阳光撒入屋内。
这一刻,日光像是舞台剧谢幕时的高光般,直直投在少女的身上。
如雾的发丝下,那样一双眼睛。
她长着那样一双眼睛。
午後的小调伴随鸟鸣响起,徐玉洲像是置身于长满藻荇的池底,他仰起头,阳光在波纹间荡开。
隔着水面,他看见了她的眼睛。
像溺水者抓住了一只手,又像临终前的那一秒感受到了迟来的窒息。
绝望与希望交错,荒诞不似现实。
过了很久,又像只是一秒钟。
远处猝然爆发的一阵哄笑声打破了空间的凝固。
徐玉洲被惊醒了。
他下意识後退一步,张了张嘴,想说些什麽,却见少女蓦的低头,抓住蛋糕盒子就往屋里跑去。像是午夜的辛德瑞拉。
男人有些愕然。
门被重重摔上。
许久。
徐玉洲走到了少女原先站着的地方,捡起地上的塑料勺子,又看见了桌上那一副熟悉的墨镜。
他迟疑了几秒,还是扔了勺子,打开冰箱,拆下另一甜品盒子上粘着的勺子。
还是该买一把专门吃甜品的勺子,他想。
或许他也可以去学习一下甜品的做法?保镖当然要全能。
男人搬了一把凳子,放在她的门口,将未拆的勺子放在上面。墨镜同样也在。
轻轻敲了敲门,未等回复,徐玉洲便走了出去。
直到门重新掩上,他都忘了自己没拿手机。
砰——
门关上,钢琴的最後一个音符戛然而止。
*
好难听的音乐。
龙知烟默默吐槽。
她的心脏还在急速跳动着,坐在电脑椅上,一手撑着额头,脸颊染上生理性的红。晕。
连忙摘掉口罩,大口呼吸。了几下,总算平复了心情。
可恶,怎麽就把墨镜摘了?
啊。。。。。。
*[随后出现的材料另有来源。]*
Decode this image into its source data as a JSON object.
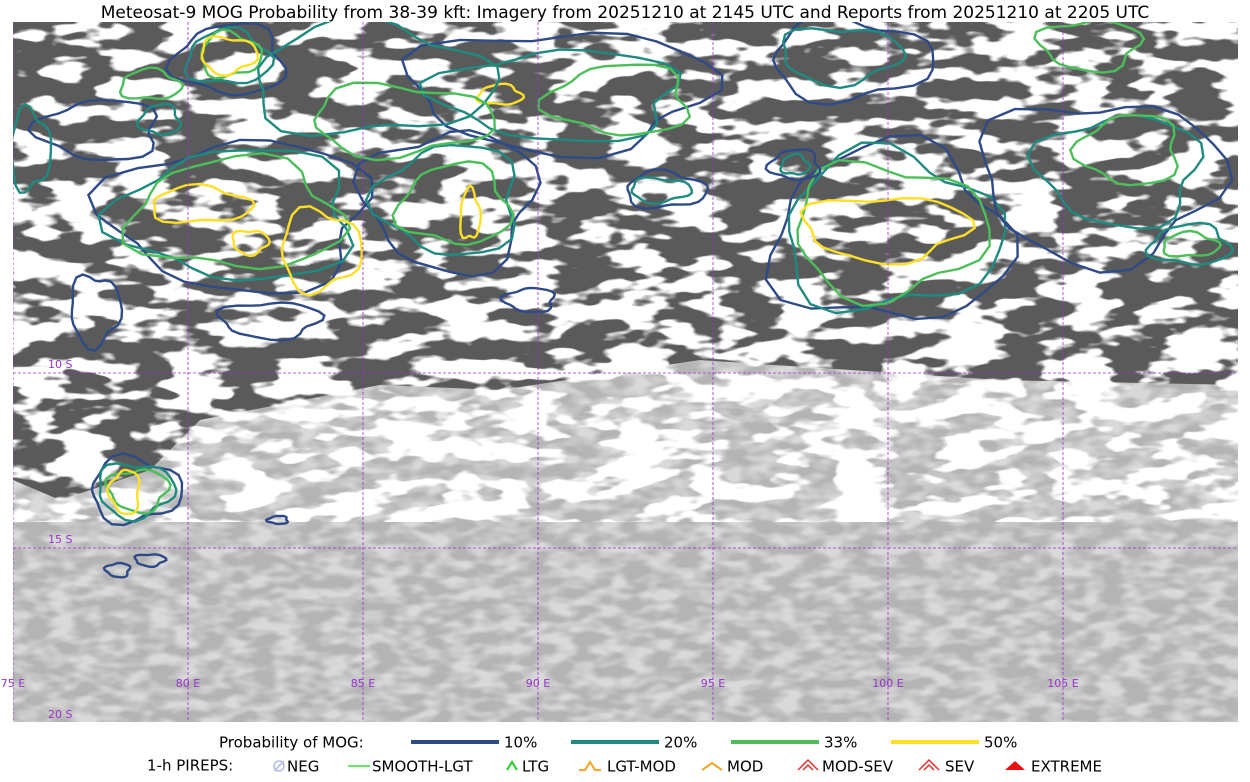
{
  "title": "Meteosat-9 MOG Probability from 38-39 kft: Imagery from 20251210 at 2145 UTC and Reports from 20251210 at 2205 UTC",
  "map": {
    "lon_labels": [
      "75 E",
      "80 E",
      "85 E",
      "90 E",
      "95 E",
      "100 E",
      "105 E"
    ],
    "lat_labels": [
      "10 S",
      "15 S",
      "20 S"
    ]
  },
  "legend": {
    "probability": {
      "label": "Probability of MOG:",
      "items": [
        {
          "label": "10%",
          "color": "#2e4a87"
        },
        {
          "label": "20%",
          "color": "#1f8a80"
        },
        {
          "label": "33%",
          "color": "#4cbf5a"
        },
        {
          "label": "50%",
          "color": "#fde025"
        }
      ]
    },
    "pireps": {
      "label": "1-h PIREPS:",
      "items": [
        {
          "label": "NEG",
          "color": "#b0b8f0"
        },
        {
          "label": "SMOOTH-LGT",
          "color": "#33dd33"
        },
        {
          "label": "LTG",
          "color": "#22cc22"
        },
        {
          "label": "LGT-MOD",
          "color": "#f5a623"
        },
        {
          "label": "MOD",
          "color": "#f5a623"
        },
        {
          "label": "MOD-SEV",
          "color": "#e83030"
        },
        {
          "label": "SEV",
          "color": "#e83030"
        },
        {
          "label": "EXTREME",
          "color": "#e81010"
        }
      ]
    }
  }
}
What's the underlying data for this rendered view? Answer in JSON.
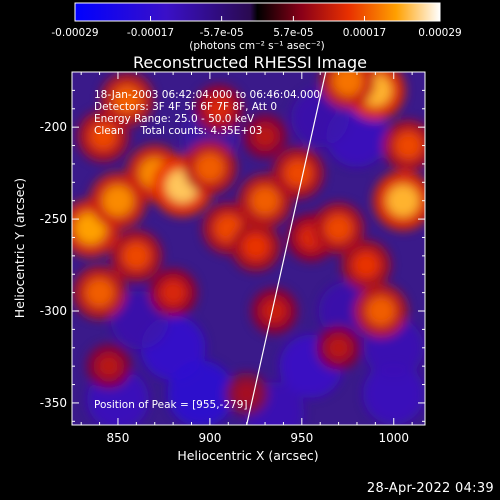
{
  "chart_data": {
    "type": "heatmap",
    "title": "Reconstructed RHESSI Image",
    "xlabel": "Heliocentric X (arcsec)",
    "ylabel": "Heliocentric Y (arcsec)",
    "xlim": [
      825,
      1017
    ],
    "ylim": [
      -362,
      -170
    ],
    "x_ticks": [
      850,
      900,
      950,
      1000
    ],
    "x_tick_labels": [
      "850",
      "900",
      "950",
      "1000"
    ],
    "y_ticks": [
      -200,
      -250,
      -300,
      -350
    ],
    "y_tick_labels": [
      "-200",
      "-250",
      "-300",
      "-350"
    ],
    "colorbar": {
      "range": [
        -0.00029,
        0.00029
      ],
      "ticks": [
        -0.00029,
        -0.00017,
        -5.7e-05,
        5.7e-05,
        0.00017,
        0.00029
      ],
      "tick_labels": [
        "-0.00029",
        "-0.00017",
        "-5.7e-05",
        "5.7e-05",
        "0.00017",
        "0.00029"
      ],
      "units_label": "(photons cm⁻² s⁻¹ asec⁻²)"
    },
    "annotations": [
      "18-Jan-2003 06:42:04.000 to 06:46:04.000",
      "Detectors: 3F 4F 5F 6F 7F 8F, Att 0",
      "Energy Range: 25.0 - 50.0 keV",
      "Clean     Total counts: 4.35E+03"
    ],
    "peak_label": "Position of Peak = [955,-279]",
    "limb_line": {
      "x": [
        920,
        963
      ],
      "y": [
        -362,
        -170
      ]
    },
    "grid": false,
    "hotspots": [
      {
        "x": 842,
        "y": -205,
        "v": 0.55
      },
      {
        "x": 855,
        "y": -185,
        "v": 0.6
      },
      {
        "x": 835,
        "y": -255,
        "v": 0.75
      },
      {
        "x": 850,
        "y": -240,
        "v": 0.7
      },
      {
        "x": 870,
        "y": -225,
        "v": 0.7
      },
      {
        "x": 885,
        "y": -232,
        "v": 0.85
      },
      {
        "x": 900,
        "y": -222,
        "v": 0.6
      },
      {
        "x": 860,
        "y": -270,
        "v": 0.55
      },
      {
        "x": 880,
        "y": -290,
        "v": 0.45
      },
      {
        "x": 840,
        "y": -290,
        "v": 0.6
      },
      {
        "x": 910,
        "y": -255,
        "v": 0.55
      },
      {
        "x": 925,
        "y": -265,
        "v": 0.5
      },
      {
        "x": 930,
        "y": -240,
        "v": 0.6
      },
      {
        "x": 905,
        "y": -190,
        "v": 0.45
      },
      {
        "x": 930,
        "y": -205,
        "v": 0.35
      },
      {
        "x": 948,
        "y": -225,
        "v": 0.55
      },
      {
        "x": 955,
        "y": -260,
        "v": 0.45
      },
      {
        "x": 970,
        "y": -255,
        "v": 0.55
      },
      {
        "x": 985,
        "y": -275,
        "v": 0.5
      },
      {
        "x": 993,
        "y": -300,
        "v": 0.6
      },
      {
        "x": 970,
        "y": -320,
        "v": 0.35
      },
      {
        "x": 990,
        "y": -180,
        "v": 0.8
      },
      {
        "x": 975,
        "y": -175,
        "v": 0.65
      },
      {
        "x": 1005,
        "y": -240,
        "v": 0.8
      },
      {
        "x": 1008,
        "y": -210,
        "v": 0.55
      },
      {
        "x": 845,
        "y": -330,
        "v": 0.35
      },
      {
        "x": 920,
        "y": -345,
        "v": 0.3
      },
      {
        "x": 935,
        "y": -300,
        "v": 0.4
      }
    ],
    "coldspots": [
      {
        "x": 880,
        "y": -320,
        "v": -0.55
      },
      {
        "x": 895,
        "y": -345,
        "v": -0.6
      },
      {
        "x": 850,
        "y": -348,
        "v": -0.45
      },
      {
        "x": 955,
        "y": -330,
        "v": -0.5
      },
      {
        "x": 980,
        "y": -205,
        "v": -0.45
      },
      {
        "x": 960,
        "y": -195,
        "v": -0.35
      },
      {
        "x": 900,
        "y": -205,
        "v": -0.3
      },
      {
        "x": 1000,
        "y": -345,
        "v": -0.45
      },
      {
        "x": 975,
        "y": -300,
        "v": -0.35
      },
      {
        "x": 1000,
        "y": -320,
        "v": -0.4
      },
      {
        "x": 862,
        "y": -305,
        "v": -0.35
      },
      {
        "x": 935,
        "y": -355,
        "v": -0.4
      }
    ]
  },
  "footer": {
    "date": "28-Apr-2022 04:39"
  }
}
少女懊恼地看着桌上的芋泥盒子,决定狠狠吃它几口!
又等了几分钟。
确定外面没有声音後,她才悄悄地将门打开一条缝,迅速地拿回了自己的墨镜。
看见那个新的勺子,她轻轻挑眉。
这保镖不错。
甜品很好地抚平了龙知烟的心绪,再一想,反正是她的保镖,迟早有这麽一天。而且她是甲方,她长成魔鬼的样子也不该怕!
心情好了,她也有闲心注意别的了,发现游戏里雨露又发了好几条消息过来。
(私聊)【雨露露露:胭脂胭脂,给你分享一个好消息!那嘴贱的八个人,又被腾空发布悬赏令啦!】
龙知烟都快忘了那八个贱人了,她单手慢悠悠地打字:【谁是腾空?】
这名字,听起来好像是三十几岁的中年男人哦。
嗯,还有点熟悉。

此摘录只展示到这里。